5 Encoding Categorical Predictors

Categorical or nominal predictors are those that contain qualitative data. For the OkCupid data, examples include education (e.g., high school, two-year college, college, etc.) and diet (e.g., anything, vegan, vegetarian, etc.). In the Ames data, the type of house and neighborhood are predictors that have no numeric scale. However, while numeric, the ZIP code also qualifies as a qualitative predictor because the numeric values have no continuous meaning. Simply put, there is no reason that a ZIP Code of 21212 is 14,827 “more” than a ZIP Code of 06385.

Categorical predictors also can be derived from unstructured or open text. The OkCupid data contains sets of optional essays that describe individuals’ interests and other personal information. Predictive models that depend on numeric inputs cannot directly handle open text fields. Instead, these information-rich data need to be processed prior to presenting the information to a model. Text information can be processed in different ways. For example, if keywords are extracted from text to use as predictors, then should these include single words or strings of words? Should words be stemmed so that a root word is used (e.g., “comput” being short for “computer”, “computers”, “computing”, “computed” etc.) or should a regular expression pattern-matching approach be used (e.g., ^comput)?

Simple categorical variables can also be classified as ordered or unordered. A variable with values “Bad”, “Good”, and “Better” shows a clear progression of values. While the difference between these categories may not be precisely numerically quantifiable, there is a meaningful ordering. To contrast, consider another variable that takes values of “French”, “Indian”, or “Peruvian”. These categories have no meaningful ordering. Ordered and unordered factors might require different approaches for including the embedded information in a model.

As with other preprocessing steps, the approach to including the predictors depends on the type of model. A large majority of models require that all predictors be numeric. There are, however, some exceptions. Algorithms for tree-based models can naturally handle splitting numeric or categorical predictors. These algorithms employ a series if/then statements that sequentially split the data into groups. For example, in the Chicago data, the day of the week is a strong predictor and a tree-based model would likely include a model component such as

if day in {Sun, Sat} then ridership = 4.4K
 else ridership = 17.3K

As another example, a naive Bayes model (Section 12.1) can create a cross-tabulation between a categorical predictor and the outcome class and this frequency distribution is factored into the model’s probability calculations. In this situation, the categories can be processed in their natural format. The final section of this chapter investigates how categorical predictors interact with tree-based models.

Tree-based and naive Bayes models are exceptions; most models require that the predictors take numeric form. This chapter focuses primarily on methods that encode categorical data to numeric values.

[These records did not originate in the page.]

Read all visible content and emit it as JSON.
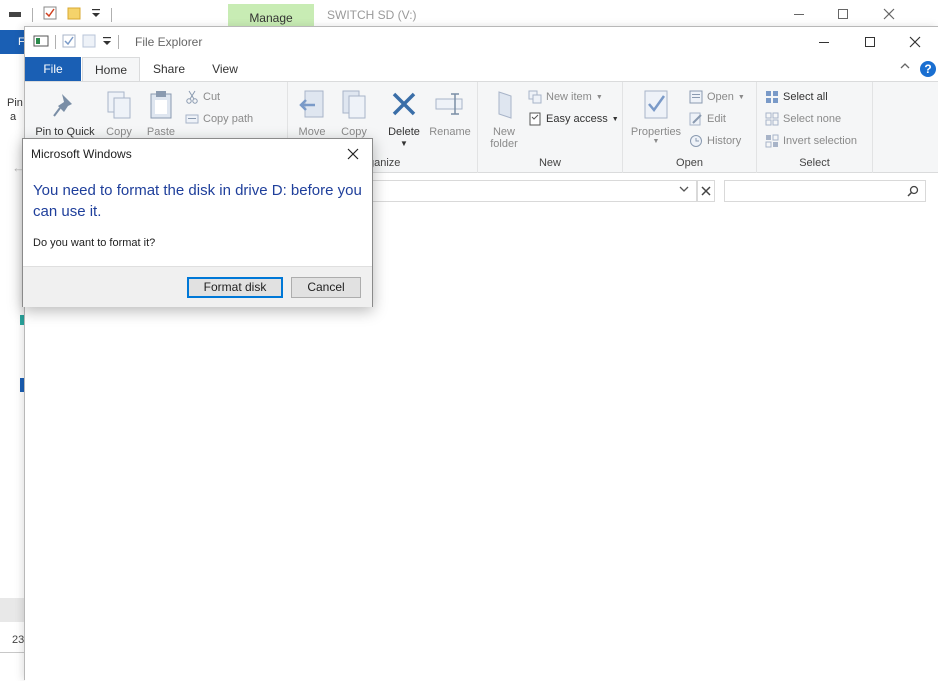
{
  "background_window": {
    "contextual_tab": "Manage",
    "title": "SWITCH SD (V:)",
    "ribbon_file_tab_fragment": "F",
    "ribbon_fragment_1": "Pin",
    "ribbon_fragment_2": "a",
    "item_count_fragment": "23"
  },
  "explorer": {
    "title": "File Explorer",
    "tabs": {
      "file": "File",
      "home": "Home",
      "share": "Share",
      "view": "View"
    },
    "help_glyph": "?",
    "ribbon": {
      "clipboard": {
        "pin": "Pin to Quick",
        "copy": "Copy",
        "paste": "Paste",
        "cut": "Cut",
        "copy_path": "Copy path"
      },
      "organize": {
        "move": "Move",
        "copy": "Copy",
        "delete": "Delete",
        "rename": "Rename",
        "label": "Organize",
        "label_visible": "ganize"
      },
      "new": {
        "new_folder_line1": "New",
        "new_folder_line2": "folder",
        "new_item": "New item",
        "easy_access": "Easy access",
        "label": "New"
      },
      "open": {
        "properties": "Properties",
        "open": "Open",
        "edit": "Edit",
        "history": "History",
        "label": "Open"
      },
      "select": {
        "select_all": "Select all",
        "select_none": "Select none",
        "invert_selection": "Invert selection",
        "label": "Select"
      }
    }
  },
  "dialog": {
    "title": "Microsoft Windows",
    "heading": "You need to format the disk in drive D: before you can use it.",
    "body": "Do you want to format it?",
    "primary_button": "Format disk",
    "cancel_button": "Cancel"
  },
  "colors": {
    "accent": "#1a5fb4",
    "heading_blue": "#1f3f9b",
    "manage_tab": "#c8ecb4",
    "ribbon_bg": "#f5f6f7"
  }
}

Many of the analyses in this chapter use the OkCupid data that were introduced in Section 3.1 and discussed in the previous chapter. In this chapter, we will explore specific variables in more detail. One issue in doing this is related to overfitting. Compared to other data sets discussed in this book, the OkCupid data set contains a large number of potential categorical predictors, many of which have a low prevalence. It would be problematic to take the entire training set, examine specific trends and variables, then add features to the model based on these analyses. Even though we cross-validate the models on these data, we may overfit and find predictive relationships that are not generalizable to other data. The data set is not small; the training set consists of 38,809 data points. However, for the analyses here, a subsample of 5,000 STEM profiles and 5,000 non-STEM profiles were selected from the training set for the purpose of discovering new predictors for the models (consistent with Section 3.8).